You can read my charity project thoughts at
Any nation that sacrifices its unborn children has no future
Rediculous statement Jon, no nations are sacrificing children.
Kent, love the idea to do something. Sad that you set your project up as an eyeroll toward the Church, though. WE are “The Church” and have been commanded to do much good of our own free will and choice. So yay for working toward some solutions. We probably need thousands (or hundreds of thousands) more of these kinds of initiatives. In fact, if abortion discussions could turn more toward idea brainstorming, we’d probably help a lot more women and unborn babies. (Although I appreciated the points of the post.)
Might I recommend reaching out to someone like Merrilee Boyack, who is very connected, passionately engaged in civic affairs, deeply and fearlessly concerned about abortion (see her personal page and her main photo to get a sense), and has already been vocal about the importance of programs that can provide options to women.
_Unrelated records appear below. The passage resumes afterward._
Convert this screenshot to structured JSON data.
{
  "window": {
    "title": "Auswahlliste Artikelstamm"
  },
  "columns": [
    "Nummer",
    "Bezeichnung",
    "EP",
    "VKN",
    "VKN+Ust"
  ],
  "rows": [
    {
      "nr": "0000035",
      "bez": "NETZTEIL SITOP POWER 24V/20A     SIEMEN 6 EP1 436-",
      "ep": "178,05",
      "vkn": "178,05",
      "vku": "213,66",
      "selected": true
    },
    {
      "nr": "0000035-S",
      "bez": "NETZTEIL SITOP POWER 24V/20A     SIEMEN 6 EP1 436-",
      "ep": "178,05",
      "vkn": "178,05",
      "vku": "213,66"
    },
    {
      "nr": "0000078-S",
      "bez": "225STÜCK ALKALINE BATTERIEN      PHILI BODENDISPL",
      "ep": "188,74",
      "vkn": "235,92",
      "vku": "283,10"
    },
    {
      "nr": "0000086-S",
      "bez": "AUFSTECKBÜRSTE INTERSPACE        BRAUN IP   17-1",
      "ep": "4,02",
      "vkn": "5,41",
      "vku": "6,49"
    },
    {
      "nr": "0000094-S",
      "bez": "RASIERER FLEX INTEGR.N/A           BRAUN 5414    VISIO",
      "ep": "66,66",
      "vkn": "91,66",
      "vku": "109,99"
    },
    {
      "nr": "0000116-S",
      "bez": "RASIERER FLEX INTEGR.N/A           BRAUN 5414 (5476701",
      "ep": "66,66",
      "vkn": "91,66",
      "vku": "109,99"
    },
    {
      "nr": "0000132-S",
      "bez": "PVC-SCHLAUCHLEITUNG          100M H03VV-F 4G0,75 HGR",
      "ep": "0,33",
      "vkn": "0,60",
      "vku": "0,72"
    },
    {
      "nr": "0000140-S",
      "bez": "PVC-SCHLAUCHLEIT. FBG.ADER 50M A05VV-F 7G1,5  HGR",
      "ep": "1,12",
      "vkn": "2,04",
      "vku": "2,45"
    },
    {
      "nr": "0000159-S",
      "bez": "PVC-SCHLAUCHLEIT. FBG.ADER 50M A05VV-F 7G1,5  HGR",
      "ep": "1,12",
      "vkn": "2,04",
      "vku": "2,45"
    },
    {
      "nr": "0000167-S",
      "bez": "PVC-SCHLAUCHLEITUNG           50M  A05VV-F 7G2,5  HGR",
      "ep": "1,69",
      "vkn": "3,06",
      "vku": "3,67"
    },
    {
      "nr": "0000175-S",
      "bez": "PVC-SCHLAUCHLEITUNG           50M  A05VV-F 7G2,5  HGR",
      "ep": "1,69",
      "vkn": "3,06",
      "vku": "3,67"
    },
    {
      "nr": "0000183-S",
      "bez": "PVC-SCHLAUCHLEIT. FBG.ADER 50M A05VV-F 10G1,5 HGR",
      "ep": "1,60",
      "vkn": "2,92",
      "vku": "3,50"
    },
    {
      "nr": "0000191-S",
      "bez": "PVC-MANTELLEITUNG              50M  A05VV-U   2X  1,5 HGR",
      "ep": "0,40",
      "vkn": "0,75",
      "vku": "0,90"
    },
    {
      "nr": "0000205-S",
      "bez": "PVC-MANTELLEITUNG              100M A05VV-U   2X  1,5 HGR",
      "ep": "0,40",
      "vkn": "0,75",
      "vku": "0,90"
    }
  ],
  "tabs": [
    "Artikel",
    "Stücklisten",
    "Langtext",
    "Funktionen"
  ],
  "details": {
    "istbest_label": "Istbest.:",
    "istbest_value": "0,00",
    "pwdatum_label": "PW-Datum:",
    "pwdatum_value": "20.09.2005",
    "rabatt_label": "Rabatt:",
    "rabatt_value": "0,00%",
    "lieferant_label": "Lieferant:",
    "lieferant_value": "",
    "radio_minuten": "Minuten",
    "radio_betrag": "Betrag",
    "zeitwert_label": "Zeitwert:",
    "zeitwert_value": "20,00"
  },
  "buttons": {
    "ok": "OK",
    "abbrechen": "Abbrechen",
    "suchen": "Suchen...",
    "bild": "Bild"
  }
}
But I would recommend going light on the “The Church is doing it wrong” rant. It takes away from the power of your pitch if you want to reach people like her. Let your idea stand on its own.
What do you think abortion is, a walk in the park?
It’s modern day child sacrifice.
Michelle, you offer some excellent comments. I will follow-up on your suggestions to contact the person you mentioned. I am sad about the church headquarters position on these topics. I actually took the trouble to ask and was told that the church would never get involved in initiating any of these projects, although later, after all the political and financial parameters were clear, they might contribute just as they might contribute to Catholic Relief Services as they do today. That near-total passivity does not match with my personal impulses on this and many other related matters.